My husband is testing the ice to make sure it’s safe..“Whooo hooo! 5 inches!”, he yells from the edge of the lake and proceeds to drill two holes for fishing. My son abandons his saw, grabs the new ice fishing pole he got for Christmas from Santa Claus, throws on some bait and starts fishing. He had planned to cook a trout over the open fire, but settled on roasting marshmallows when he hadn’t landed anything after about an hour.

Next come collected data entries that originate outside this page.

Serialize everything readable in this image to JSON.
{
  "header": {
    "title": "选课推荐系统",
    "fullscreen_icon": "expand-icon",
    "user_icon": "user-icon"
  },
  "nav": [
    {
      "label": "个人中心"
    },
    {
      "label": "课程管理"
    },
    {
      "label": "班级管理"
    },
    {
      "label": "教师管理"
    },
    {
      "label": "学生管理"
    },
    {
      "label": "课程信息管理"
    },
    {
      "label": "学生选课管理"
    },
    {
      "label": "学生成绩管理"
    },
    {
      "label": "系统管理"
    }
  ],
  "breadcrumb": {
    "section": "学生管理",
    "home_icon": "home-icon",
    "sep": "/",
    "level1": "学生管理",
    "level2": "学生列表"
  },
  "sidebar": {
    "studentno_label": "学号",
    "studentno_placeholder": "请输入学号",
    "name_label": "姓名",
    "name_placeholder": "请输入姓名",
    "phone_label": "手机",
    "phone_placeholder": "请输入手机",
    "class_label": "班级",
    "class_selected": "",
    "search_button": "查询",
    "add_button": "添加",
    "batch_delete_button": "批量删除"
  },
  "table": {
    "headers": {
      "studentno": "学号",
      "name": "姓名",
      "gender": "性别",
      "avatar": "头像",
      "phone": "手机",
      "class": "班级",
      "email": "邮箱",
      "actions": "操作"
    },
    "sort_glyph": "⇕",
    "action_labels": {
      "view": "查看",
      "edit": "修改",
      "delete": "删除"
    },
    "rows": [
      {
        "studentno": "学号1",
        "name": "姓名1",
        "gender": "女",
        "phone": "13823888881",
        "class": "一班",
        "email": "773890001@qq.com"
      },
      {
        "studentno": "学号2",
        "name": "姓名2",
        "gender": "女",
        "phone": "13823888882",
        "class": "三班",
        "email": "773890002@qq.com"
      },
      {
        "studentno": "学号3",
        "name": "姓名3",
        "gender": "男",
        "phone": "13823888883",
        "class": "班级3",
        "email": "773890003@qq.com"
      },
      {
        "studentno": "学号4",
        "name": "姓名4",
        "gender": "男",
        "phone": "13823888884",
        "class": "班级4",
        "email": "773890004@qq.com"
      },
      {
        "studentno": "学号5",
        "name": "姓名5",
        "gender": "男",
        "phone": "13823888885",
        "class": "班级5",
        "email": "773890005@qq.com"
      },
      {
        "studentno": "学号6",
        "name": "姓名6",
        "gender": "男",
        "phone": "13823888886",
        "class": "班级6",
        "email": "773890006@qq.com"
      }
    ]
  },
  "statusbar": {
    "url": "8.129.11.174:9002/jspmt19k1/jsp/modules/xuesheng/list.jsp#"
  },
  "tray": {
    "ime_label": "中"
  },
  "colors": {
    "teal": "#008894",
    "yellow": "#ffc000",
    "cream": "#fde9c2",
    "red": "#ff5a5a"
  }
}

I finally build the fire up to a reasonable blaze and sit with the girls on my lap and relax a bit in the warmth,when I realize that the daylight is almost completely gone. I was thinking that once we’d lost the light, we might still have some help from the moon’s reflection on the snow. However, with the cloud cover blotting out the moon, it gets darker and darker. All of these survival scenarios were running through my head as I considered the possibility of having to spend the night in this spot. Then I start frantically packing up all of our stuff, load the kids up with snacks and water, and let them roast a few marshmallows. My husband starts saying things like, “We’re fine. Don’t worry. We have a head lamp. It’s not that cold.” I knew we were fine, and if we did have to spend the night out there it would be fine too, but I was ready to get back.

We started our descent with my husband carrying the pack, pulling our eldest daughter in the sled, and lighting the way with the headlamp. The one headlamp wasn’t really throwing enough light to make it to the back of the line (since we have to walk single file on the trail), so we use one of our cell phone flashlights too. My earlier freak-out about getting back to the car has obviously affected my youngest, and she wants to be held, only by me. I didn’t bring the baby carrier, so I just have to carry the 32- lb toddler for the entire 2.5 miles. When I wear a sleeveless shirt in the summertime, friends compliment me on my toned and muscular arms. They say, “Wow, you must be getting into some climbing (rowing, weightlifting, etc)!”. “Nope, it’s just mom arms.”, I say in response. This snow hike down from the lake is a good example of my arm toning regiment. I’m sure other parents of small children can relate to this.

Everything is going fine until a huge beast with glowing eyes runs right in front of us.Everyone screams! Someone exclaims, “It’s just the dog!” Phew. That was scary! This is the last straw for the toddler, and she starts to whine and says, “I just want to be in my house with my babies (dolls).” Once we get down to the road part of the hike, we start looking at animal tracks again. My husband makes the mistake of saying,“cool! Cougar tracks!” The 5-year-old starts to get nervous and cry, so to keep her mind from racing, I suggest that we sing a song. My son leads us into “It’s a Small World After All”, and the kids basically sing that until we get to the car. We make it safe and sound to the car at about 6:30 p.m.

After the kids fall asleep in the back seat, my husband says, “When they’re adults, they’ll reminisce about our trip today.”

I said, “I hope so, but they might forget about it considering all the ‘epic’ adventures we’ll do in the future.”

You see, these outings are epic! Our kids won’t remember each and every hike, but they’ll remember that they did things like make it to the top, cook a meal over an open fire, catch a fish in a mountain lake, or spot cougar tracks in the snow. Let’s face it…. living in the Wenatchee Valley makes it easy for adventures to get epic really quickly. The views are amazing and the opportunities for outdoor recreation are unlimited. Epic adventures are at the tip of our fingers and the edge of our towns. So grab your kids and a big backpack and get out there and enjoy!